Recipe: Huevos Rancheros

This is not a million miles from a fry up, but lighter and healthier because of a few  key substitutions, namely toast -> corn tortilla, ketchup -> tomato salsa, bacon -> black beans (cooked with a bit of bacon for flavour!)

Replacing the piggy elements with black beans also reduces the overall costs substantially – for a super budget version, use 250g dried black beans and soak overnight, then rinse and cover with water before bringing to the boil and simmering for 20 minutes. For a vegetarian version, omit the bacon and maybe add diced carrot to be cooked with the onion instead.

Serves 6 (with 3-4 spare servings for seconds)

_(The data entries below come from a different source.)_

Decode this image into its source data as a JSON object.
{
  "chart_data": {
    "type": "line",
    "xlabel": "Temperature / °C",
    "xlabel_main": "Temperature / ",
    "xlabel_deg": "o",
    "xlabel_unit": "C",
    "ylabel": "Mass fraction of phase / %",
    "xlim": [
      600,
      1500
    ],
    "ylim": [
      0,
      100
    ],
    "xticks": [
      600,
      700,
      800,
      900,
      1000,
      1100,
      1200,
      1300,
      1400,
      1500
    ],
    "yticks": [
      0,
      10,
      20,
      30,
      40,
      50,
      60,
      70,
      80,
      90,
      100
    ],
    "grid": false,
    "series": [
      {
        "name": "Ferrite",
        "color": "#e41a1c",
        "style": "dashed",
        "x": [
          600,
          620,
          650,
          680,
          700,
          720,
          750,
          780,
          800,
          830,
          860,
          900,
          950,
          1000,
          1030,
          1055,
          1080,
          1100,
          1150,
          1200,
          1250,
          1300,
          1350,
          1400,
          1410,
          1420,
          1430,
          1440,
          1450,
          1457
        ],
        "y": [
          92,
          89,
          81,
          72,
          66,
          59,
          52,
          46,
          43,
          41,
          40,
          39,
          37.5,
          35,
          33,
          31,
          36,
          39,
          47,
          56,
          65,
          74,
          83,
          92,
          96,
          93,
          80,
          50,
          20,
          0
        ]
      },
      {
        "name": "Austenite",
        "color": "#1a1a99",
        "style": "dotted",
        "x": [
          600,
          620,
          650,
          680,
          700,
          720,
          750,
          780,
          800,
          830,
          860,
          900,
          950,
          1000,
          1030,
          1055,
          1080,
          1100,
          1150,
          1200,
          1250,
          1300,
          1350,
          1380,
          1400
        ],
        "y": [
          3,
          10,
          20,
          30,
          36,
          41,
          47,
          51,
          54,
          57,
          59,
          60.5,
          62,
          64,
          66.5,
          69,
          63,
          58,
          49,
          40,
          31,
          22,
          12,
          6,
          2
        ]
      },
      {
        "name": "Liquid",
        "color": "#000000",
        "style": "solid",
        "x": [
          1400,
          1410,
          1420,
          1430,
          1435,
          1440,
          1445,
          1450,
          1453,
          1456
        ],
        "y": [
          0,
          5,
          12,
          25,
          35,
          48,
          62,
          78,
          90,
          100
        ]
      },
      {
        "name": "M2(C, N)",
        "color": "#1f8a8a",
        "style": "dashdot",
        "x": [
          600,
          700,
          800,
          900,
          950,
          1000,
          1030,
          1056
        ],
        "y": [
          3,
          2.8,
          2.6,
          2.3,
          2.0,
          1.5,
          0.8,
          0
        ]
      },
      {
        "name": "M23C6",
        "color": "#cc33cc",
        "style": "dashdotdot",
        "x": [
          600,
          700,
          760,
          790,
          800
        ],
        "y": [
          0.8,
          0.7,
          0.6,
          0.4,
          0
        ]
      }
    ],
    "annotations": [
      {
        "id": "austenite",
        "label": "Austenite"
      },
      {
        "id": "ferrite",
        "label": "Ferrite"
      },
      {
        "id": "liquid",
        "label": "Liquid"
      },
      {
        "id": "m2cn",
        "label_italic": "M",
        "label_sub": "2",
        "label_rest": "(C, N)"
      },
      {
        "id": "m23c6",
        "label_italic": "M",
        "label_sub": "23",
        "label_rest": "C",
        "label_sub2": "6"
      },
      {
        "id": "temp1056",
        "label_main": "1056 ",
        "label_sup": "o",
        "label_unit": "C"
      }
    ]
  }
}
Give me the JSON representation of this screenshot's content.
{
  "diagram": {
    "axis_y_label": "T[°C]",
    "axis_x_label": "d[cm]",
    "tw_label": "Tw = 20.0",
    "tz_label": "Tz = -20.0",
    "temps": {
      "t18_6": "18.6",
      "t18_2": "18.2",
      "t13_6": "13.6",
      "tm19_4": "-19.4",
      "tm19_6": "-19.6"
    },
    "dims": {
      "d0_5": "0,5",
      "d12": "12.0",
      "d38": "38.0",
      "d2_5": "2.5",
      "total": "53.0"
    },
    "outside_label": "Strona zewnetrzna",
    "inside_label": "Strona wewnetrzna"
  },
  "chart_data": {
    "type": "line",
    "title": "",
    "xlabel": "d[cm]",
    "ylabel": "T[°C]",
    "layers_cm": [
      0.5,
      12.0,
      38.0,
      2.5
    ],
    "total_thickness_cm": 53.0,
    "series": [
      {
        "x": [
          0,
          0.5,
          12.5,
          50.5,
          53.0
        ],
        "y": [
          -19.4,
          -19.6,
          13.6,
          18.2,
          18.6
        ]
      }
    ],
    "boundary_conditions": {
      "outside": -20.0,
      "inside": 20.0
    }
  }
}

2x 350g cans black beans (or dried beans, see above)
60g cooking bacon
2 onions, diced small
8-10 corn tortillas (1 per serving)
8-10 eggs (1 per serving)
300g grated mozzarella
1 small carton sour cream (reduced fat is fine)
4 ripe avocados
2 limes
6 medium tomatoes
3 spring onions, finely chopped
Small bunch of coriander, stems removed and chopped
Chili sauce, to serve

  1. (Steps 1-4 can be done in advance, then just reheat the beans when you start on the tortillas) fry the bacon in a large saucepan (non-stick if possible, so that you don’t need to add any oil), then add the diced onions when the fat begins to render. Stir occasionally, but mostly leave the onions to soften and turn gold whilst you get on with the guacamole and salsa.
  2. For the quick salsa, wash and quarter the tomatoes, and use the food processor to blitz into roughly 7mm chunks – this should only take a few pulses, go carefully to avoid ending up with puree. Grind in sea salt and about ½ tsp sugar to taste, then mix with the spring onions and coriander in a serving bowl – this can go straight on the table for brunchers to serve themselves  later  (or snack on now with tortilla chips).
  3. If the onions are translucent and fragrant by now, add both cans of beans (or your cooked beans). Bring to the boil and then reduce to a simmer, and stir every so often to stop them sticking. If not, make the guacamole and then some back to this step.
  4. Roll the limes with your palm on the countertop to release the juice, then have and squeeze into the guacamole bowl. Halve the avocados, lever out the stones with a teaspoon and scrape the creamy jade flesh into the bowl of lime juice. Add a tsp of flaky salt and mash with a fork (if you happen to have any roasted garlic around, this is a wonderful addition but I think it’s unrealistic to make some specially). Throw it to the wolves at the table.
  5. When the beans are soft, but not breaking up, you are ready to get going on the tortillas. I like to have two small frying pans on the two front hobs, with the beans simmering on a back one. Using a medium/high heat with both hobs, when the frying pans are hot place a corn tortilla on each and wait for the tortillas to puff slightly.
  6. Flip the tortillas and sprinkle with a thin layer of cheese, then break an egg onto each cheese covered tortilla from a low height. The eggs might slip off – this is fine. Wait for the cheese to start to melt, and the albumen to turn milky, then slide your widest non-stick spatula under the tortilla and carefully turn. The egg will fall off but the cheese should adhere. Place the tortilla, cheese side down, on top of the egg and leave for a minute or so – the egg while should be cooked, but the yolk should still be a bit runny. Ideally the cheese will be beginning to burnish and the edges should go lacy.
  7. Serve on a large plate with a scoop of black beans, then bring to the table for brunchers to add their own guacamole, sour cream, salsa and chili sauce.
  8. Repeat from step 5 until you run out of ingredients or appetite, whichever comes first.

Variations: Some people like to add chili flakes to their salsa, but I prefer to keep it mild, with everyone adding chili sauce to their own taste. Apparently chorizo would be a more authentic substitute for bacon, and I expect any mild grated cheese (reduced fat?!) could be substituted for the mozzarella.